When a player’s numbers, ambition and external endorsements all point in the same direction, the transfer narrative tends to gather speed.
A proven path from Belgium to England
United do not have to imagine what a successful leap from the Jupiler Pro League to the Premier League looks like. They have lived it.
Last summer’s £18.1m signing of Senne Lammens from Royal Antwerp raised eyebrows at the time. A young Belgian goalkeeper tasked with bringing stability to one of the most scrutinised positions in English football was always going to face questions.
He has answered them emphatically.
Across the 2025/26 campaign, Lammens delivered 32 Premier League appearances, conceding 39 goals and anchoring a defence that finally looked organised. Add four outings back in Belgium and one in the FA Cup, and he closed the season on 37 games and 45 goals conceded in total, clocking 3,330 minutes. The yellow cards were minimal, the drama even less.

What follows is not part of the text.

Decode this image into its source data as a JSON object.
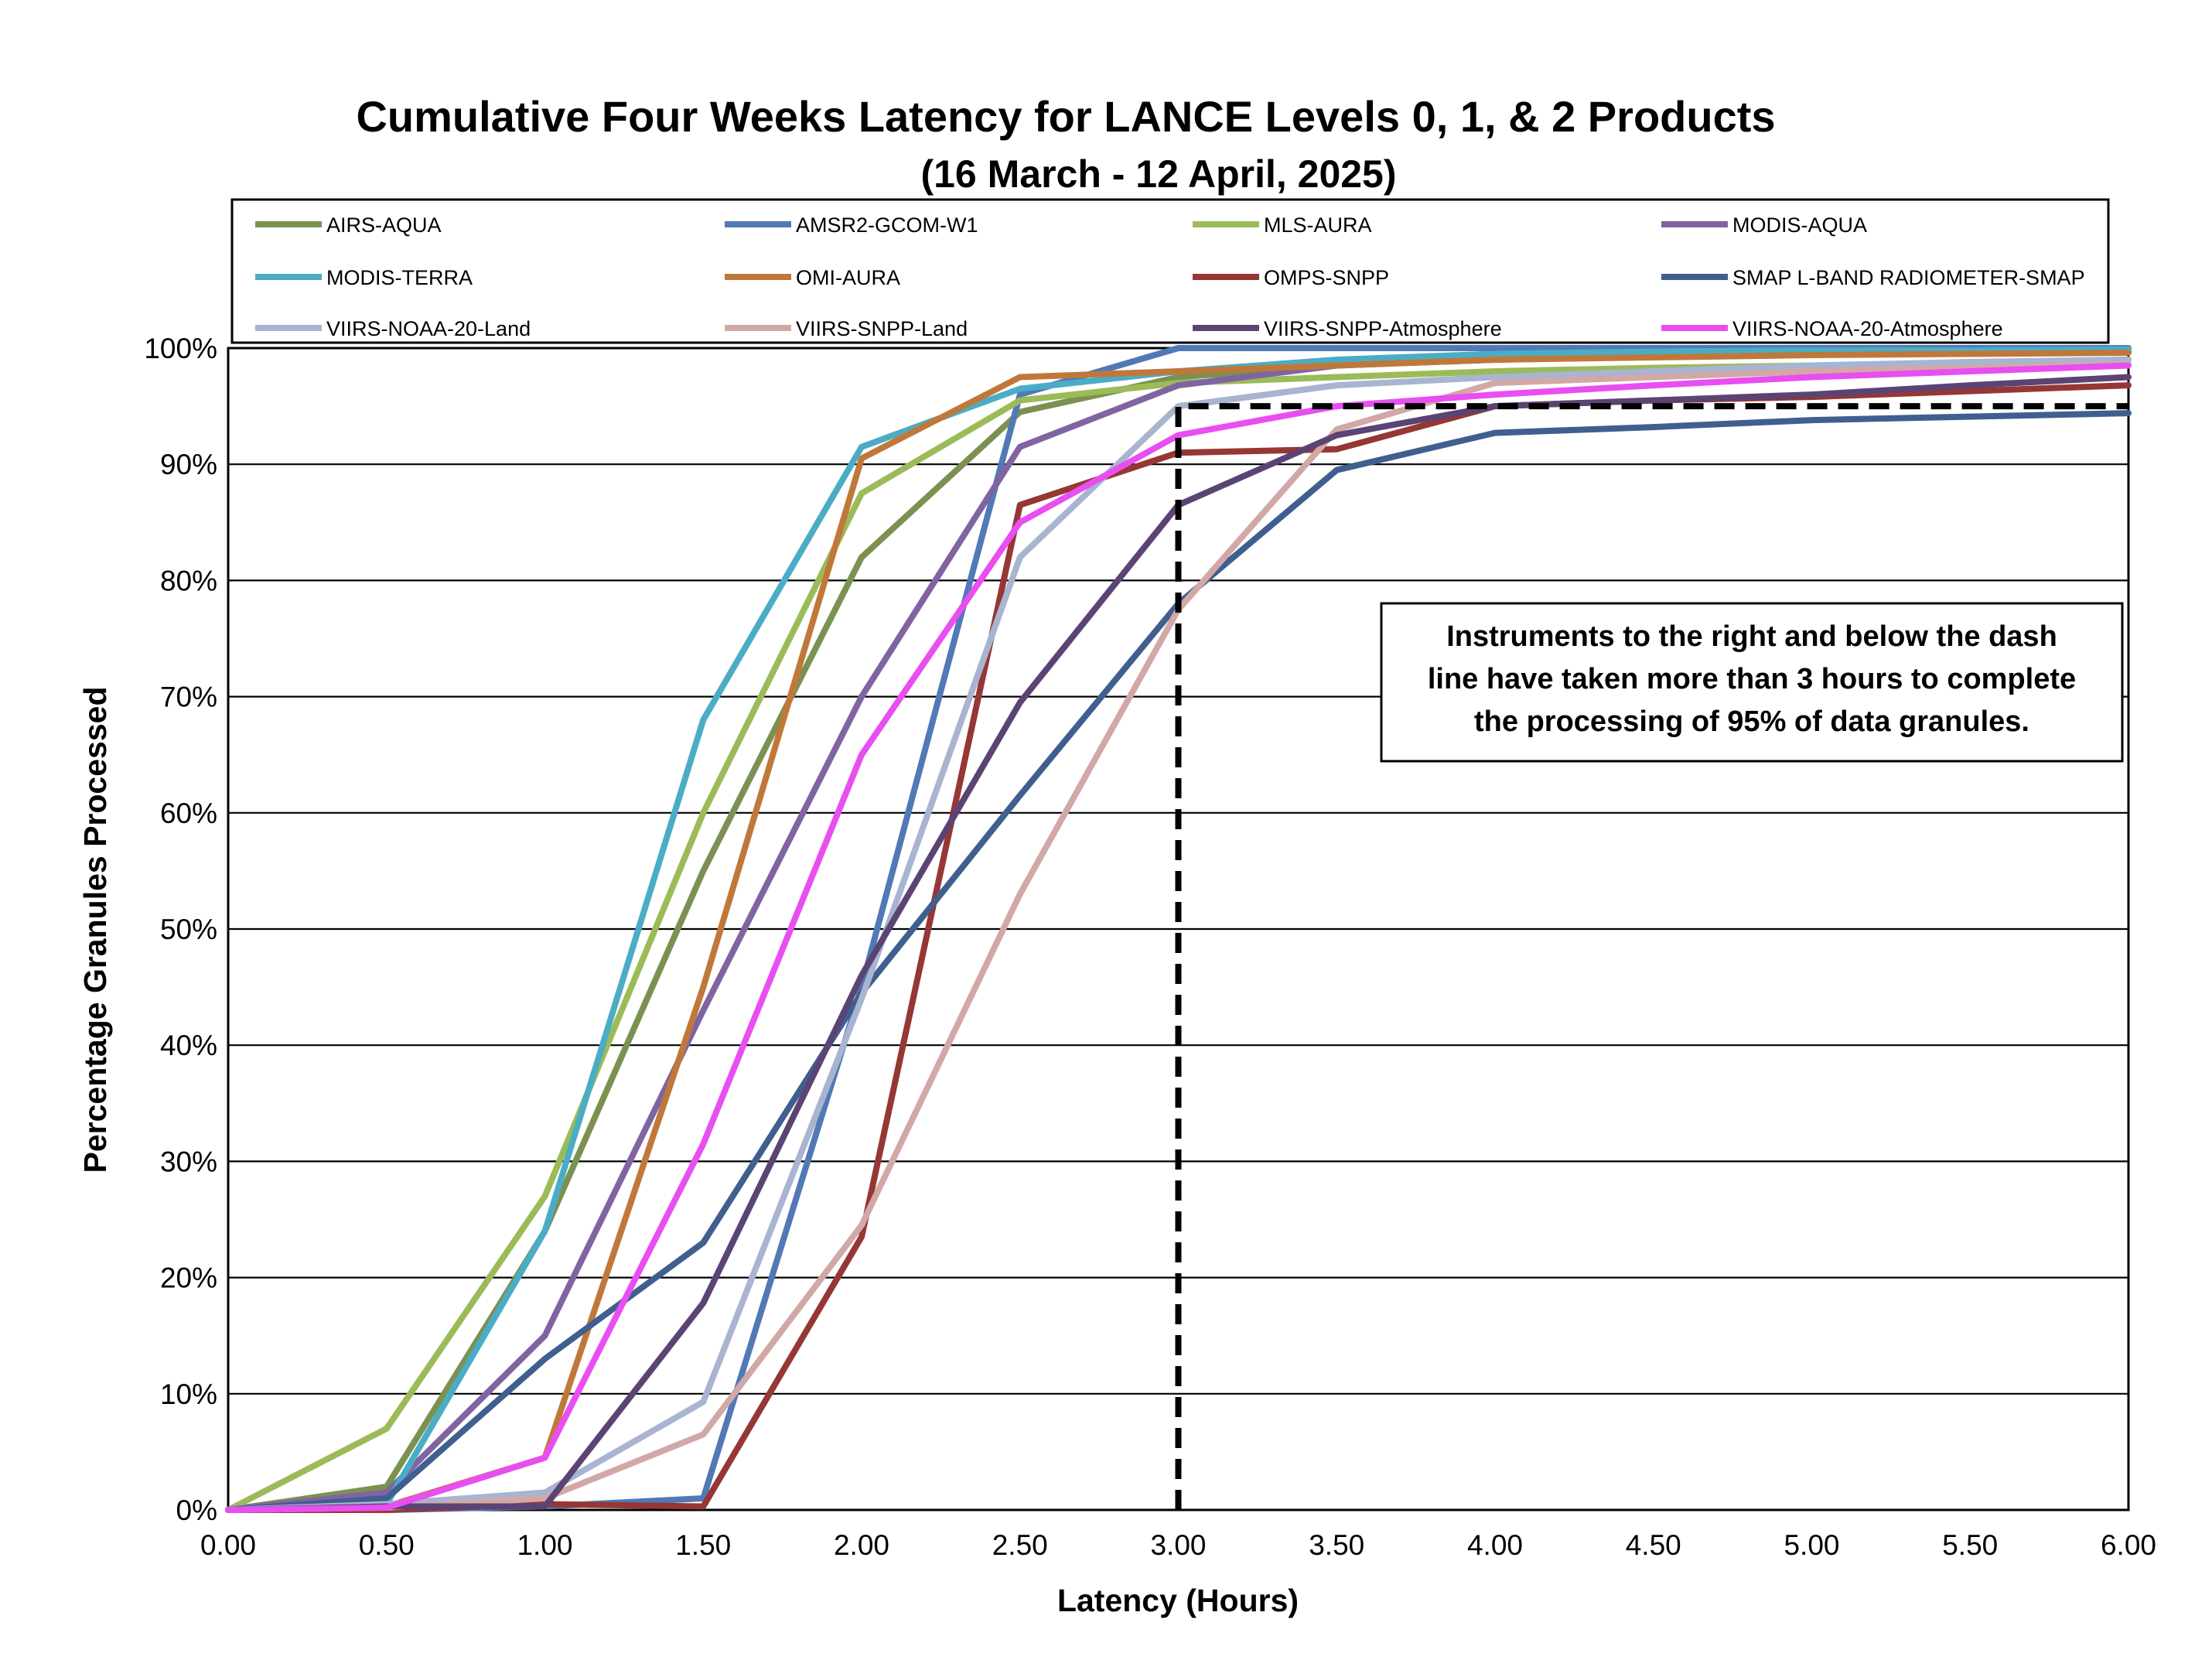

The impact did not go unnoticed. The Athletic voted him signing of the season, a rare accolade for a goalkeeper and a clear signal that the Belgian top flight can provide players who adapt quickly to England’s pace and physicality.
For INEOS, that success story changes the conversation. The Jupiler Pro League is no longer just a scouting outpost; it is a proven recruitment lane.
The next big decision
So United stand at a familiar crossroads. Spend huge on a Premier League-proven name or a Bundesliga star with a swollen price tag, or back their scouting, trust the data, and move decisively for a player whose numbers are impossible to ignore.
Tzolis offers goals, assists, versatility across the frontline and a clear desire to test himself at the very top. Brugge will drive a hard bargain, but not an impossible one. The competition is serious, yet so is United’s need for a left-sided forward who can both create and finish.
They have already found one cornerstone of their rebuild in Belgium.
The question now is whether Christos Tzolis becomes the next piece of that new Old Trafford puzzle.